Oliver Backhouse, Consultant Eye Surgeon www.cataract.org.uk

Nystagmus

Nystagmus is a problem with the movement of the eyes and is characterised by an involuntary oscillatory movement. These movements may be jerky or pendular and their characteristics can change when one looks in another direction. Vision is often reduced.

About 1 in every 1,000 people have nystagmus. There are many different types. The age of onset, characteristics of the movements, associated eye or general health problems and family history can often identify the cause of the nystagmus. This is a condition that should be accurately diagnosed by an Ophthalmologist or Neurologist as new onset nystagmus can be the first sign of a serious disorder. A Neuro-Ophthalmologist is a specialist who combines these two specialty interests. Children with Nystagmus will have their eye care looked after by a Paediatric Ophthalmologist. If the Nystagmus if felt to be genetic then the involvement of a Clinical Geneticist is arranged.

Because poor vision is associated with Nystagmus one may be able to get additional help by being registered as having sight difficulty. Low vision aids such as a magnifier and other such devices are available from the Visual Aid Clinic. This is particularly important with regard to children at school who therefore may need extra time studying. Sometimes the eye movements are less in certain head positions. This improves the sharpness of the vision and this head positioning should not be discouraged. It is important to realise that people with poor vision find that the vision can change from day to day. This is due to other factors such as anxiety, fatigue and unfamiliar surrounds.

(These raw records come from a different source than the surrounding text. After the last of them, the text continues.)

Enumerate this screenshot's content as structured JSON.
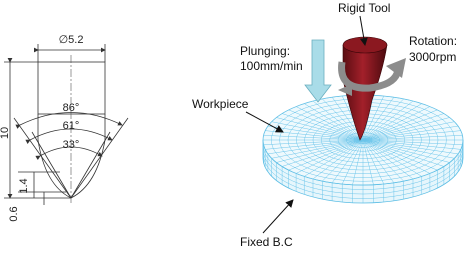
{
  "drawing": {
    "diameter": "∅5.2",
    "angles": [
      "86°",
      "61°",
      "33°"
    ],
    "height": "10",
    "cone_height": "1.4",
    "tip_height": "0.6"
  },
  "labels": {
    "tool": "Rigid Tool",
    "plunging": "Plunging:",
    "plunge_rate": "100mm/min",
    "rotation": "Rotation:",
    "rotation_rate": "3000rpm",
    "workpiece": "Workpiece",
    "boundary": "Fixed B.C"
  }
}
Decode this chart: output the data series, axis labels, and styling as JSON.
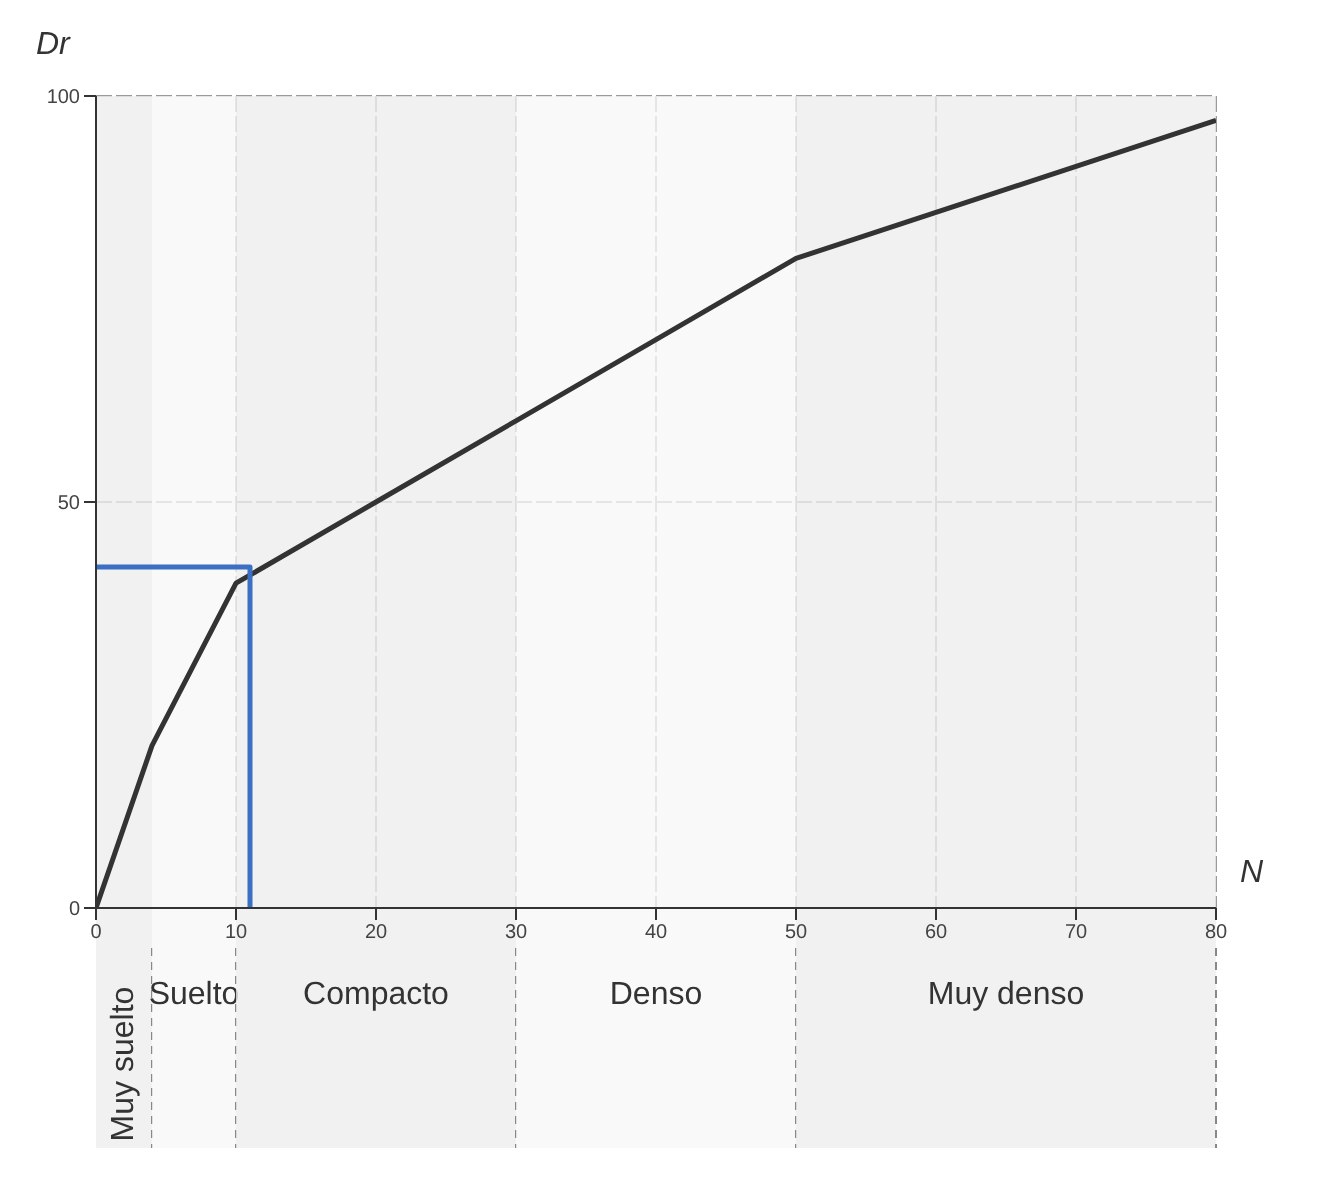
{
  "chart_data": {
    "type": "line",
    "xlabel": "N",
    "ylabel": "Dr",
    "xlim": [
      0,
      80
    ],
    "ylim": [
      0,
      100
    ],
    "xticks": [
      0,
      10,
      20,
      30,
      40,
      50,
      60,
      70,
      80
    ],
    "yticks": [
      0,
      50,
      100
    ],
    "grid": true,
    "marker": "none",
    "series": [
      {
        "color": "#333333",
        "x": [
          0,
          4,
          10,
          20,
          30,
          40,
          50,
          80
        ],
        "values": [
          0,
          20,
          40,
          50,
          60,
          70,
          80,
          97
        ]
      },
      {
        "color": "#3a6fc4",
        "x": [
          11,
          11,
          0
        ],
        "values": [
          0,
          42,
          42
        ]
      }
    ],
    "bands": [
      {
        "axis": "x",
        "from": 0,
        "to": 4,
        "label": "Muy suelto",
        "color": "#eeeeee"
      },
      {
        "axis": "x",
        "from": 4,
        "to": 10,
        "label": "Suelto",
        "color": "#f7f7f7"
      },
      {
        "axis": "x",
        "from": 10,
        "to": 30,
        "label": "Compacto",
        "color": "#eeeeee"
      },
      {
        "axis": "x",
        "from": 30,
        "to": 50,
        "label": "Denso",
        "color": "#f7f7f7"
      },
      {
        "axis": "x",
        "from": 50,
        "to": 80,
        "label": "Muy denso",
        "color": "#eeeeee"
      }
    ]
  }
}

The treatment of Nystagmus depends a lot of what the ‘cause’ is. The Visual Aid Clinic is important to see how one can maximise the vision that one has and try the different vision aids that there are. Sometimes surgery can reduce the amount of head position change needed to keep the eyes as still as possible. Many medications have been tried but are unfortunately not that successful. Occasionally some do help a lot – an example would be the use of Baclofen in periodic alternating nystagmus.
Sometimes people with Nystagmus can drive if the vision is not too bad. The final decision regarding the legality of driving is the licensing authority and not the doctor although they may be able to advise. As Nystagmus may be caused by purely an eye condition, it is wrong to presume that somebody with nystagmus has ‘learning difficulties’. It should be stressed again the importance of correctly identifying the cause of the Nystagmus so appropriate help and treatment can be arranged.